If you run into a situation where your child stops attending their college or university part way through a semester and as a result tuition and other college costs that were paid using your child’s 529 plan are returned to you, what options are available to you with regard to this unexpected refund of college payments?

The easiest option is to return the funds back into the 529 plan that the funds came from.  Or you can fund a different 529 plan as long as the 529 plan pertains to the same beneficiary (child).  There is a strict timeline involved with this option – the funds need to be recontributed back to the 529 plan within 60 days from the date the check was issued by the educational institution.  Missing this 60-day window will result in taxes plus a 10% penalty on the earnings portion of the 529 plan funds returned to you.  We also recommend contacting the 529 Plan’s customer service to determine other documentation that might be required by the 529 plan in recontributing the funds.

Additionally, there are a few other options when students are refunded tuition that was paid from 529 plan distributions:

  • First, you can use the returned funds to pay for other qualified college costs for this same child.
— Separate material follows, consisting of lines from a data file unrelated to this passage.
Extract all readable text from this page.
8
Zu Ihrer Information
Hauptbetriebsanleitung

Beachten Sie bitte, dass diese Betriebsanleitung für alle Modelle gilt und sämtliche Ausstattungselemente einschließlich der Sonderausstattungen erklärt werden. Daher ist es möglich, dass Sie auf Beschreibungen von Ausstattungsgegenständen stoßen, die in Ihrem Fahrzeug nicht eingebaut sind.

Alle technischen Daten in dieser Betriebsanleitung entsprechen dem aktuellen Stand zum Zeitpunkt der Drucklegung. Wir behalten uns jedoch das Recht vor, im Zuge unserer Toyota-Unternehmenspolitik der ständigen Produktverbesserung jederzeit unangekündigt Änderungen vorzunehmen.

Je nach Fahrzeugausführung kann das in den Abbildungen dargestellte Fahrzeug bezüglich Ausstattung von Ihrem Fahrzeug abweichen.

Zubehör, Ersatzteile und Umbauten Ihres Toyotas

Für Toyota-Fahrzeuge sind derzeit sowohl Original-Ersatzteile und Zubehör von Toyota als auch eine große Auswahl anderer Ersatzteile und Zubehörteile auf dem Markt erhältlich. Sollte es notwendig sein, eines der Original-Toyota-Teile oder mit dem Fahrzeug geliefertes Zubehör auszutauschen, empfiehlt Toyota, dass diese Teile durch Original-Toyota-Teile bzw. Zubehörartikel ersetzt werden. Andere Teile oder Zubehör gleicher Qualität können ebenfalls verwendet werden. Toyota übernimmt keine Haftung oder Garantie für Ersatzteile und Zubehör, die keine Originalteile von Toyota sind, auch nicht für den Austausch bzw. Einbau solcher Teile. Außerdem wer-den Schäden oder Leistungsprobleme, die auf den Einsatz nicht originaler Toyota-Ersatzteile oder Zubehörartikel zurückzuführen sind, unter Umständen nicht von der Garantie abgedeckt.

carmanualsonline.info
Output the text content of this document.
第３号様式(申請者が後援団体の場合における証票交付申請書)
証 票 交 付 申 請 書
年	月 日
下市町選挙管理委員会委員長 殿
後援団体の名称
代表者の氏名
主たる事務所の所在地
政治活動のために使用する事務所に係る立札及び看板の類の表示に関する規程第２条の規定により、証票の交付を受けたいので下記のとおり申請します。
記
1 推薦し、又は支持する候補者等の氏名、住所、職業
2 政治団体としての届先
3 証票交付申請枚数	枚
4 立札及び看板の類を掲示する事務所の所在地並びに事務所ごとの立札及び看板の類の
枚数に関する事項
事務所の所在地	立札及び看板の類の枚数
However, the funds must be used in the same year and if not used for qualified educational expenses by year-end, then the earnings portion of the refund allocated to the 529 plan funds becomes a taxable event, plus the 10% penalty as noted above.  If risk and/or uncertainty exists on using the funds for this beneficiary elsewhere, then this option may not be the best option.
  • Another option would be to use these funds to pay down educational debt. However, there is a lifetime limit of $10,000 on the repayment of student debt using 529 plan distributions.  This lifetime limit is per borrower (child).
  • The final option would be to keep the money and pay the taxes on it. If keeping the funds and paying taxes, have the funds distributed in your child’s name.  The receiver of the refunded costs related to the 529 plan funds will be the one required to report the amount as income on their tax return.  Most likely, your child will be in a low tax bracket.  If the refund is sent to the account owner/parent, most likely the tax burden would be higher based upon the parents being in a higher tax bracket than the child.  And whether the college returns the funds to the parent or child, in this situation, the 10% penalty is not avoided.